Recently, the Cardinals front office signed Adolis Garcia, a Cuban prospect. With a resume consisting solely of international experience, Garcia is a question mark in the minds of most fans, if he has crossed their radar at all. Working with limited information, let’s attempt to dig a little deeper, searching for encouraging/discouraging points in Garcia’s makeup.
Given that their the amount of formal scouting on Garcia is minimal, this article will take a slightly unorthodox approach with regards to analyzing his signing. To preface my claims, I understand they will be grounded largely in assumption. In that vein, leave room for your opinions, as you may interpret the little information we have in several different fashions.
Moving forward, I want to look at the positive implications of this signing, as well as a couple negative aspects. Hopefully, in the process, you will gain a better understanding of Garcia and what he does and could eventually bring to the table.
Source: Cuban OF prospect Jose Adolis Garcia, 23, has agreed to a $2.5M deal with the Cardinals. He's brother of ATL's Adonis Garcia.
— The Cardinal Way (@STL_Cards_nut) February 25, 2017
First of all, with Garcia, it quite literally runs in the family. For those who are not aware, his older brother Adonis is the starting third baseman for the Atlanta Braves. Not only that, but he is a good one. Specifically, the older Garcia has a .274 career batting average in 2 seasons of MLB play.
While this may seem like a stretch, family makeup is important. Garcia belongs to a successful, experienced family line. In this way, he has full access to the organic, lived experience of a successful ball player. He has seen the process, heard about it, and most likely witnessed both the good and the bad throughout his brother’s development. In my mind, this is an invaluable asset, one that very few players bring to the table.
Second, and perhaps more importantly, Garcia has proven an ability to perform consistently at a high level. Before advancing with this point, I understand the obvious counterpoint. Doing so in the Cuban National Series is obviously different than, and does not translate to, doing so in the MLB.
This is understood. Nonetheless, performing consistently at an elite level is difficult at any level, requiring solid mental focus and daily effort. Hitting .315 as the MVP last season, as well as an even higher .322 in 2015, Garcia has demonstrated the ability to remain diligent and disciplined despite great success, a skill that should not be taken for granted.
Next, I want to acknowledge what I see to be Garcia’s most admirable trait. He is a winner. As a member of Tigres de Ciego de Avila, Garcia led his squad to three championship seasons (2012, 2015, 2016). While I understand baseball is a team game with many integral points of contribution, being the MVP of such a successful team reflects phenomenal intangibles.

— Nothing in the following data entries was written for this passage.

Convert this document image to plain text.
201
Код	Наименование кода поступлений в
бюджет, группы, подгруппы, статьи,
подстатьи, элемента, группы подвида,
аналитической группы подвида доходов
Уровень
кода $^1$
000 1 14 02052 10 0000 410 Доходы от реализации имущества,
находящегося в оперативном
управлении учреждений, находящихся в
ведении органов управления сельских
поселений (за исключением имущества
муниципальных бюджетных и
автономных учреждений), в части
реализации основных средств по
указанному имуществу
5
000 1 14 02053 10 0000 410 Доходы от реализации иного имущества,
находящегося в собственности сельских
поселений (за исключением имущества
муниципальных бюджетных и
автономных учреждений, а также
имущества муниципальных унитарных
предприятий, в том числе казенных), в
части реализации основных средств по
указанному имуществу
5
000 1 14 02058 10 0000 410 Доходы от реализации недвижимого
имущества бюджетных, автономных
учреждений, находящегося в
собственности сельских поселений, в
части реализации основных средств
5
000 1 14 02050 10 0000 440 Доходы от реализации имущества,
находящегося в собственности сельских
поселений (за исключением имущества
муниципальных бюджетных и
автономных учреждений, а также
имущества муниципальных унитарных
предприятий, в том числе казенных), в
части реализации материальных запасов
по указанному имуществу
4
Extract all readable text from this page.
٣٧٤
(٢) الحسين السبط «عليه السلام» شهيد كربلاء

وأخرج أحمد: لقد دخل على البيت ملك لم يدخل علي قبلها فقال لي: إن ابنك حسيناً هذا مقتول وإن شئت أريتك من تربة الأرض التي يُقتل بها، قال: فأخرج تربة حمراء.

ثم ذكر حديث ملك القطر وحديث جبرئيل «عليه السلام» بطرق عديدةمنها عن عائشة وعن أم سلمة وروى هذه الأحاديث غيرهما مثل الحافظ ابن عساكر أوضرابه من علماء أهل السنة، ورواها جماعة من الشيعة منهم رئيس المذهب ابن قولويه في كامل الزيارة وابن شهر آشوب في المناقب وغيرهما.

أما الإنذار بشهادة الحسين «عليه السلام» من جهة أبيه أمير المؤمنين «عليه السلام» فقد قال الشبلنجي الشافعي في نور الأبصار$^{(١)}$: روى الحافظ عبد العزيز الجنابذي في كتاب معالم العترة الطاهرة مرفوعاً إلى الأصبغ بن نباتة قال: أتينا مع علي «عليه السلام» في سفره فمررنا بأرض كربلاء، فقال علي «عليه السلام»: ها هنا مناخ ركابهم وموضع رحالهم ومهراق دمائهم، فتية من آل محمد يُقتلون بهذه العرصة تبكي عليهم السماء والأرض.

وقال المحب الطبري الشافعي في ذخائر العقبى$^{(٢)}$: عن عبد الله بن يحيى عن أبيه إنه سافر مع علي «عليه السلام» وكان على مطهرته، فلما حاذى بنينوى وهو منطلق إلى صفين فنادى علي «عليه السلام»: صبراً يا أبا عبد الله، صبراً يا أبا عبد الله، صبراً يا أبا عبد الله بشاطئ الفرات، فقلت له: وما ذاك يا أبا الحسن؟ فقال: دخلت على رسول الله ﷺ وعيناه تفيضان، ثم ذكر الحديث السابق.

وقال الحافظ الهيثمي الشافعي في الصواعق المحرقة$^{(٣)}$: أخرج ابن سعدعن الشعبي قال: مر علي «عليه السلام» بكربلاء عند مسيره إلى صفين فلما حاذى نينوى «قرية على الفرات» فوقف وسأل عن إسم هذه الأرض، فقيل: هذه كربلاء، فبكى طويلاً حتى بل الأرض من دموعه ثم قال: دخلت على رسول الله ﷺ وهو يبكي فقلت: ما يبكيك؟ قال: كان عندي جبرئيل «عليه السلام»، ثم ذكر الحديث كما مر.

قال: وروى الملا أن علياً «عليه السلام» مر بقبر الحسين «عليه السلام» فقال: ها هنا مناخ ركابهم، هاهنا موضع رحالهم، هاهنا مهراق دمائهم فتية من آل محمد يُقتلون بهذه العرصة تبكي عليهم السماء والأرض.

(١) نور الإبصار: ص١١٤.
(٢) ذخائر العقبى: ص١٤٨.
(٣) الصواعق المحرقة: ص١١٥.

Dealing with the pressures of past success, working harder to maintain that feeling, and delivering at the most important times, Garcia’s winning pedigree is something that should excite fans and scouts alike. With the organization hungry to get back to their dominant ways, a spark of winning attitude should be welcomed at any level, from any player.
Lastly, and as more of a side note, it is worth noting that Garcia is fast. Obviously then, he increases his stock as an outfielder, as well as a baserunner. Combined with a winning mentality, perhaps he will provide the energy any successful team needs from a top-of-the-linup hitter.
Before jumping into the bad, I want to recognize that I am not including nearly as many “bad” aspects as “good” ones. This is not solely to an overly optimistic outlook, or some distorted view of Garcia as the next big thing. Rather, Garcia just has not played enough in front of the formal, publicly shared scouting to warrant overly harsh criticisms. To assure those who may have a more negative outlook than I do, rest assure that any glaring weaknesses will manifest in Spring Training.
For me, the one bad aspect of Garcia is that he is somewhat average across the board on a physical level. Although he is said to have solid bat speed, he is not incredibly powerful, possesses average arm strength, and perhaps has a below average contact rate given the level of competition in Cuba. Besides good speed, Garcia does not jump out in any other way.
Yes, he is solid, but compared to other prospects on this list, it remains unknown how he will stack up. As I mentioned, though, he has an opportunity to showcase himself this Spring. Hopefully he proves me wrong.
Very related to underwhelming physical prowess, it is uncertain at what position Garcia will finally settle. With good speed, he could potentially play any of the three.
With no identifying features otherwise, though, he is not incredibly specialized to fit any one position. While this could be labeled as versatility, it could be a reason for other prospects to leap frog over him. The jury is obviously still out.
Overall, with a signing bonus of only 2.5 million, Garcia is low risk. With a wide range of positive qualities, hopefully this signing pays dividends down the road. If not, however, the Cardinals will not have lost much in the process.